Члены комитета рассматривают списки кулаков и зажиточных, которых надо обследовать в первую очередь, и тут же разделяются на четыре партии, чтобы начать учет хлеба сразу со всех концов села. Время далеко за полночь. На улице ни одного огня. Мерно тикают ходики на стене. Комитетчики прячут списки в карманы полушубков и обмениваются мнениями об урожае каждого сельчанина. Заградительный отряд нашего комбеда все время приносил тревожные вести. Почтальон, который отправлял почту в соседнюю волость, каждую ночь заезжал к одному из наших сельчан, прятал в тарантасе муку и отвозил ее туда, где была она дороже. Мы подстерегли его, но он не остановил лошадь и даже грозился на нас пожаловаться, как на разбойников. В проулках прошлой ночью задержали двух нищенок, в холщовых котомках найдены были у них новые солдатские палатки, которыми они спекулировали. Нищенки оказались барахольщицами с городской толкучки, мы их отправили в милицию. Каждую ночь, задами, мимо села проезжают, гоня лошадей, спекулянты. Они выбирают такое темное время, в которое остановить их, без риска попасть под колесо, нет никакой возможности. Лишний хлеб может весь уплыть из селения, это ясно. Хорошо еще, если он будет спрятан, потому что многое из того, что припрячут, будет нами найдено. И мы уже знаем, где, кем, как и сколько припрятано. Под предлогом, что они ищут последние яблоки в садах или забытую морковь на опустелых грядках, наши ребятишки бродят везде, следят за всем, что делается на дворах, на усадьбах, на усадах, в овинах, в оврагах за селом. Наши ребятишки с утра до вечера пускают бумажных змеев на гумнах, на опустелых ржаных полях, но змеи их, как нарочно, застревают на поветях, на ветлах, на амбарах и сараях. Снимая их, ребята лазают повсюду. А по ночам наши ребята уходят в ночное и потом докладывают нам, чьих лошадей не было в табуне. Мы за такими следили. Останавливали подводы их на дорогах и конфисковали хлеб.

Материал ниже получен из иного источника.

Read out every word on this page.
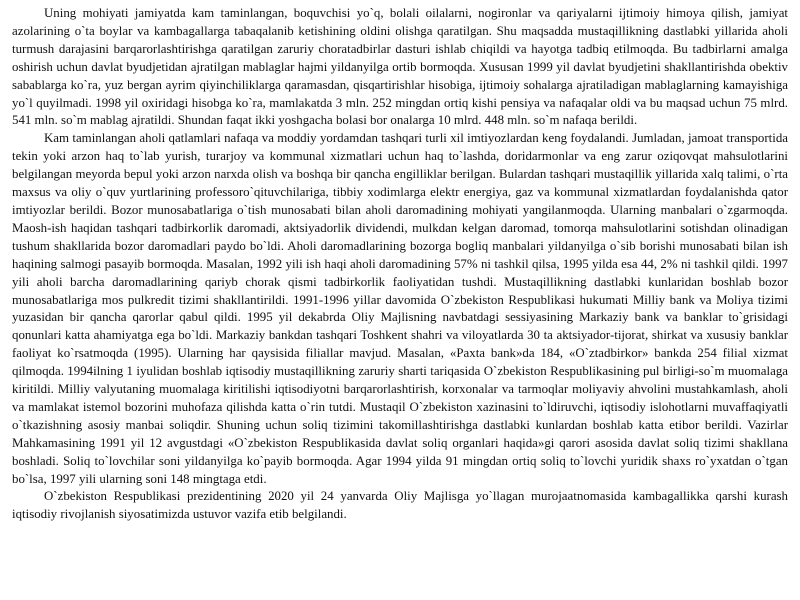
Uning mohiyati jamiyatda kam taminlangan, boquvchisi yo`q, bolali oilalarni, nogironlar va qariyalarni ijtimoiy himoya qilish, jamiyat azolarining o`ta boylar va kambagallarga tabaqalanib ketishining oldini olishga qaratilgan. Shu maqsadda mustaqillikning dastlabki yillarida aholi turmush darajasini barqarorlashtirishga qaratilgan zaruriy choratadbirlar dasturi ishlab chiqildi va hayotga tadbiq etilmoqda. Bu tadbirlarni amalga oshirish uchun davlat byudjetidan ajratilgan mablaglar hajmi yildanyilga ortib bormoqda. Xususan 1999 yil davlat byudjetini shakllantirishda obektiv sabablarga ko`ra, yuz bergan ayrim qiyinchiliklarga qaramasdan, qisqartirishlar hisobiga, ijtimoiy sohalarga ajratiladigan mablaglarning kamayishiga yo`l quyilmadi. 1998 yil oxiridagi hisobga ko`ra, mamlakatda 3 mln. 252 mingdan ortiq kishi pensiya va nafaqalar oldi va bu maqsad uchun 75 mlrd. 541 mln. so`m mablag ajratildi. Shundan faqat ikki yoshgacha bolasi bor onalarga 10 mlrd. 448 mln. so`m nafaqa berildi.

Kam taminlangan aholi qatlamlari nafaqa va moddiy yordamdan tashqari turli xil imtiyozlardan keng foydalandi. Jumladan, jamoat transportida tekin yoki arzon haq to`lab yurish, turarjoy va kommunal xizmatlari uchun haq to`lashda, doridarmonlar va eng zarur oziqovqat mahsulotlarini belgilangan meyorda bepul yoki arzon narxda olish va boshqa bir qancha engilliklar berilgan. Bulardan tashqari mustaqillik yillarida xalq talimi, o`rta maxsus va oliy o`quv yurtlarining professoro`qituvchilariga, tibbiy xodimlarga elektr energiya, gaz va kommunal xizmatlardan foydalanishda qator imtiyozlar berildi. Bozor munosabatlariga o`tish munosabati bilan aholi daromadining mohiyati yangilanmoqda. Ularning manbalari o`zgarmoqda. Maosh-ish haqidan tashqari tadbirkorlik daromadi, aktsiyadorlik dividendi, mulkdan kelgan daromad, tomorqa mahsulotlarini sotishdan olinadigan tushum shakllarida bozor daromadlari paydo bo`ldi. Aholi daromadlarining bozorga bogliq manbalari yildanyilga o`sib borishi munosabati bilan ish haqining salmogi pasayib bormoqda. Masalan, 1992 yili ish haqi aholi daromadining 57% ni tashkil qilsa, 1995 yilda esa 44, 2% ni tashkil qildi. 1997 yili aholi barcha daromadlarining qariyb chorak qismi tadbirkorlik faoliyatidan tushdi. Mustaqillikning dastlabki kunlaridan boshlab bozor munosabatlariga mos pulkredit tizimi shakllantirildi. 1991-1996 yillar davomida O`zbekiston Respublikasi hukumati Milliy bank va Moliya tizimi yuzasidan bir qancha qarorlar qabul qildi. 1995 yil dekabrda Oliy Majlisning navbatdagi sessiyasining Markaziy bank va banklar to`grisidagi qonunlari katta ahamiyatga ega bo`ldi. Markaziy bankdan tashqari Toshkent shahri va viloyatlarda 30 ta aktsiyador-tijorat, shirkat va xususiy banklar faoliyat ko`rsatmoqda (1995). Ularning har qaysisida filiallar mavjud. Masalan, «Paxta bank»da 184, «O`ztadbirkor» bankda 254 filial xizmat qilmoqda. 1994ilning 1 iyulidan boshlab iqtisodiy mustaqillikning zaruriy sharti tariqasida O`zbekiston Respublikasining pul birligi-so`m muomalaga kiritildi. Milliy valyutaning muomalaga kiritilishi iqtisodiyotni barqarorlashtirish, korxonalar va tarmoqlar moliyaviy ahvolini mustahkamlash, aholi va mamlakat istemol bozorini muhofaza qilishda katta o`rin tutdi. Mustaqil O`zbekiston xazinasini to`ldiruvchi, iqtisodiy islohotlarni muvaffaqiyatli o`tkazishning asosiy manbai soliqdir. Shuning uchun soliq tizimini takomillashtirishga dastlabki kunlardan boshlab katta etibor berildi. Vazirlar Mahkamasining 1991 yil 12 avgustdagi «O`zbekiston Respublikasida davlat soliq organlari haqida»gi qarori asosida davlat soliq tizimi shakllana boshladi. Soliq to`lovchilar soni yildanyilga ko`payib bormoqda. Agar 1994 yilda 91 mingdan ortiq soliq to`lovchi yuridik shaxs ro`yxatdan o`tgan bo`lsa, 1997 yili ularning soni 148 mingtaga etdi.

O`zbekiston Respublikasi prezidentining 2020 yil 24 yanvarda Oliy Majlisga yo`llagan murojaatnomasida kambagallikka qarshi kurash iqtisodiy rivojlanish siyosatimizda ustuvor vazifa etib belgilandi.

Вдруг на темном фоне улицы за окном появляется рука, она приклеивает к стеклу бумагу, и все мы в один голос кричим:
— Смотри, смотри!
Человек, шурша, спускается по водосточной трубе вниз. На момент все затихают и некоторые прячутся за простенки окон. (Не лишняя предосторожность: ночью стреляли в заседающих комитетчиков через окно).
— Вот, полюбуйтесь, каждый день угрозы, — говорит Яков, открывая окно и отцепляя бумагу. — Немалые угрозы, беда моя, и кто этот самый писака? Сеня, дознался бы ты.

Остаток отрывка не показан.